1 teaspoon mustard powder, (optional but highly recommended)
¼ teaspoon nutmeg, (optional, but use for added flavor)
1 pinch dried basil, optional
½ teaspoon oregano
½ cup panko breadcrumbs (55 g)
For Cheese Sauce:
½ cup flour (60 g)
4 cups milk (960 mL)
2 garlics, minced
4 tablespoons milk, use for later
¼ cup butter (30 g)
4 cups cheese (400 g), (recommended: 2 cups cheddar, 1 cup monterey-jack, 1 cup mozzarella)

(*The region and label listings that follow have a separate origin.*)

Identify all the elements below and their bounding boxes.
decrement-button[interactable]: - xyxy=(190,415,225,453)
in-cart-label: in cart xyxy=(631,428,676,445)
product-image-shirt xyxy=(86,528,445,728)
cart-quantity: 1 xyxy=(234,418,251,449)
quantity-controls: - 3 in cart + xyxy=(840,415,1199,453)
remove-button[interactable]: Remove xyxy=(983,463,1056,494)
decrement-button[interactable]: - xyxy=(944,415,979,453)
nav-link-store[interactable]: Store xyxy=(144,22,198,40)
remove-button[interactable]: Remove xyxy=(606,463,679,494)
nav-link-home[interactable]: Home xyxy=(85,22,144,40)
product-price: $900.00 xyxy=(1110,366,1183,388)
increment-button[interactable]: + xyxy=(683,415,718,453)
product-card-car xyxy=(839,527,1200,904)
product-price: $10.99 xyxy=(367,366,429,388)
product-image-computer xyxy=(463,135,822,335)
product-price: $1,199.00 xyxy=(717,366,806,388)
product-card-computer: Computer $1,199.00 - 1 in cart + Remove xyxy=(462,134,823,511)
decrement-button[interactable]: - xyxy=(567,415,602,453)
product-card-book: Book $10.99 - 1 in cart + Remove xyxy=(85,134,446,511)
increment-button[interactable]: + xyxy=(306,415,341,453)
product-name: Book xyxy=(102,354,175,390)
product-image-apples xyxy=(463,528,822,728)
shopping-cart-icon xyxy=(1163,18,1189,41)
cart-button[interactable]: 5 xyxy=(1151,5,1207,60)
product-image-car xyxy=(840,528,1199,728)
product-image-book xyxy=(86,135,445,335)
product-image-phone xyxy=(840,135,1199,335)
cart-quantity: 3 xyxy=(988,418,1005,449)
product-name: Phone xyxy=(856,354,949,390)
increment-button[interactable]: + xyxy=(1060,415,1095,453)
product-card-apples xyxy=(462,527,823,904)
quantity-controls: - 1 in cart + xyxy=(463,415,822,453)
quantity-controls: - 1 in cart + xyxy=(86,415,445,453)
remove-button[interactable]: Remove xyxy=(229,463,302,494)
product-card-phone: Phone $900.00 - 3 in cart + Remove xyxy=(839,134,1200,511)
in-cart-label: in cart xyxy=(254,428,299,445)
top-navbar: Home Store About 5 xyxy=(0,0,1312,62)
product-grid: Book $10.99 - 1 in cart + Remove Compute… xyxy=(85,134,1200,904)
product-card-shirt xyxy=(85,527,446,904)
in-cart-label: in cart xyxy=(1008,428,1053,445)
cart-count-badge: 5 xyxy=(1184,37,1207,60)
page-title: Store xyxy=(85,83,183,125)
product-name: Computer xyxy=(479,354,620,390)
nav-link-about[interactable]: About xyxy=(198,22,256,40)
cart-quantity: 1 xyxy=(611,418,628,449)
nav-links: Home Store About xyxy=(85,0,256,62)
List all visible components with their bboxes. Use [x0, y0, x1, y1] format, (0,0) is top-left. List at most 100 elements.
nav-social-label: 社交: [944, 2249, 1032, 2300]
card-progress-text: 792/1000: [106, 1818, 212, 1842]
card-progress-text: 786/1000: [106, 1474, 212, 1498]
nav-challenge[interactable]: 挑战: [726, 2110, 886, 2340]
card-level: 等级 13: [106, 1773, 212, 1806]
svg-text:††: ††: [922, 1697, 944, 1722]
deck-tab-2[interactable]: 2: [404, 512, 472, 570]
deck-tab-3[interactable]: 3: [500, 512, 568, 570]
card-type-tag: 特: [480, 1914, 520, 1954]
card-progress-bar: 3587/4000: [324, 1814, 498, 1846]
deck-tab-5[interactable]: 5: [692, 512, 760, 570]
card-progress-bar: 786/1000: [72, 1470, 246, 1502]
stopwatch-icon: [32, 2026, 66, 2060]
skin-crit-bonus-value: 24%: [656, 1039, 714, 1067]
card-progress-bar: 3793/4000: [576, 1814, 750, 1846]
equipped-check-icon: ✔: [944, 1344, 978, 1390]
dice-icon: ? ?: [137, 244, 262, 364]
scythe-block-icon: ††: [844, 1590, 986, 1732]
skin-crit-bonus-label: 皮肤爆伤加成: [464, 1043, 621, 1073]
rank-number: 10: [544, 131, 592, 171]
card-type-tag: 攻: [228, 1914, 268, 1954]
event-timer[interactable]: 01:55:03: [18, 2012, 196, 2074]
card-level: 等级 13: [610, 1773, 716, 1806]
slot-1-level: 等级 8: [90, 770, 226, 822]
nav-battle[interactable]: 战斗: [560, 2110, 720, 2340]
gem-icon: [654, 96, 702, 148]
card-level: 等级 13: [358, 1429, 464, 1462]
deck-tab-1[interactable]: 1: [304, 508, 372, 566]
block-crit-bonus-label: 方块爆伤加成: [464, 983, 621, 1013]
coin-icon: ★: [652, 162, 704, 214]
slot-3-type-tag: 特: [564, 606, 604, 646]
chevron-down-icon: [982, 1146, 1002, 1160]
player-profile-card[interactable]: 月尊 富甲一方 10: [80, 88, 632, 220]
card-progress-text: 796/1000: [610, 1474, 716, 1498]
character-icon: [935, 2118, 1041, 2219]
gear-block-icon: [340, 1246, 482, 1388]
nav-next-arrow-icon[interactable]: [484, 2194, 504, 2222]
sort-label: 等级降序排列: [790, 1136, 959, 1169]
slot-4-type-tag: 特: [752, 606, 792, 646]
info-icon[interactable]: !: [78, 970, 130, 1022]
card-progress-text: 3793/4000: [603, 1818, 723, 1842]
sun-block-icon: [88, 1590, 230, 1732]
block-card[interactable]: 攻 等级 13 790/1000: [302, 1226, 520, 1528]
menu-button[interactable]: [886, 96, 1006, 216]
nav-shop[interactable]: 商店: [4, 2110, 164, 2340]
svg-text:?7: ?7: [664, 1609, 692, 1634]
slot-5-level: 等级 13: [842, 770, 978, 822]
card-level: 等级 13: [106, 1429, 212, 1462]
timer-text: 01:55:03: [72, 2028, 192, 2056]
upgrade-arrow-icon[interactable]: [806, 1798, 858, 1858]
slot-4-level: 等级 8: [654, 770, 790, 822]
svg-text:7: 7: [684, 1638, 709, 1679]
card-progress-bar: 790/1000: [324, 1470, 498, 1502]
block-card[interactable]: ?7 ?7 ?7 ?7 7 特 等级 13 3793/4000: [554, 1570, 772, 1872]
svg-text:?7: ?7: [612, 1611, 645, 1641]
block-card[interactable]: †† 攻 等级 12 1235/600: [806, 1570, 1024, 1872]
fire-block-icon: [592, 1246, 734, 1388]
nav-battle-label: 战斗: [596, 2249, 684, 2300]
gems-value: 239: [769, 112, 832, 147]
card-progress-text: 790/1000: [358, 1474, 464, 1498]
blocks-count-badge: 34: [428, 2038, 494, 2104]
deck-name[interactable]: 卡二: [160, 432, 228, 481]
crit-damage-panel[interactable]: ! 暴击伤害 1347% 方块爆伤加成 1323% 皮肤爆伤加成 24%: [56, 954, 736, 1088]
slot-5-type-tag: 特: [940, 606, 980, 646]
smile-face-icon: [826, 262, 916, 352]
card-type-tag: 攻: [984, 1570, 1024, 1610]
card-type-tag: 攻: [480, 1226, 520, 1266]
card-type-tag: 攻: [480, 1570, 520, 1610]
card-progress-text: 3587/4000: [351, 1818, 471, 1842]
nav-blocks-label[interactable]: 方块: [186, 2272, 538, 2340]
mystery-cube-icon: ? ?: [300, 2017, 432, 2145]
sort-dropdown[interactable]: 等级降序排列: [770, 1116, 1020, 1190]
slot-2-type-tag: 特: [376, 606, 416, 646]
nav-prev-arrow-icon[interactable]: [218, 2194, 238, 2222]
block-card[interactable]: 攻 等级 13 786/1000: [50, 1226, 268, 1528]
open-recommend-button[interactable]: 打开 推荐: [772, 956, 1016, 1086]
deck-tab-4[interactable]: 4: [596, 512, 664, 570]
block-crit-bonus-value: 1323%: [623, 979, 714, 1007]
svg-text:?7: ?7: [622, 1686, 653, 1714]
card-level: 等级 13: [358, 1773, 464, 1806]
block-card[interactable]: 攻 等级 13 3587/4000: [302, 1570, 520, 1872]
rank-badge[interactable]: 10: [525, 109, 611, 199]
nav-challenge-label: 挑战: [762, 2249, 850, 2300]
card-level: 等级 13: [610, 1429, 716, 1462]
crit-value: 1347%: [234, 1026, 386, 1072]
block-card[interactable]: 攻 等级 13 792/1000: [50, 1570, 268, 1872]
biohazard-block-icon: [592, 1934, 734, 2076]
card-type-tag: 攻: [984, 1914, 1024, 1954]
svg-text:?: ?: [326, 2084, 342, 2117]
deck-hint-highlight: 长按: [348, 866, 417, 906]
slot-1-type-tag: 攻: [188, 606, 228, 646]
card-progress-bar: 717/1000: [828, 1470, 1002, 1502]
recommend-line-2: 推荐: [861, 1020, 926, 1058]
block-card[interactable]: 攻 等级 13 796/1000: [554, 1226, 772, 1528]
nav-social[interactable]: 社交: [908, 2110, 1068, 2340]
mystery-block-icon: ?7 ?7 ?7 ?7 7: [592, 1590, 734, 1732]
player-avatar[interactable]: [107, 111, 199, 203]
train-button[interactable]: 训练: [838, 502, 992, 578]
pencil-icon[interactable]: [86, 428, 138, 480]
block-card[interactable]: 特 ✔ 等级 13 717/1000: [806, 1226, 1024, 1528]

½ cup heavy cream (120 mL), (optional but for extra creaminess, use it)
How to Make It
1. Step
Take a medium-sized pot or a deep saucepan and to it, add the flour and cook for 2 minutes on medium heat (to toast the flour). Reduce heat to low and add butter and minced garlic. Cook until butter has melted and garlic has caramelized.
2. Step
Increase heat to medium and add 4 cups (960 ml) milk slowly, whisking constantly to prevent lumps from forming. Continue to cook until sauce thickens- sauce should be thicker than bechamel.
3. Step
Turn off the heat and add garlic powder, salt, black pepper, paprika or chili powder, mustard powder and nutmeg. After mixing, add 1 ½ cups (150 G) of the cheese to the sauce and combine - do not turn on the heat.
4. Step
In a separate pot, boil the pasta in water and cook until al dente. Drain and reserve ¼ cup (60 ml) pasta water.
5. Step
Then, put the macaroni in a large pot and add the sauce without heating it. Add the heavy cream, 4 tbsp of milk, pasta water, basil and oregano. Add salt and pepper if needed.
6. Step
In a separate pan, toast the breadcrumbs with 1 tbsp of butter and cook for 5 minutes to create a breadcrumb topping.
7. Step
Preheat the oven to 410°F. Add half of the mac 'n' cheese to a lightly-buttered baking dish. Before adding another layer, add 1 cup (100 G) of shredded cheese. Then, top with the final layer of pasta and cover with the remaining cheese.
8. Step
Add the breadcrumbs on top and bake for 20 - 25 minutes or until the top gets nice and golden-brown.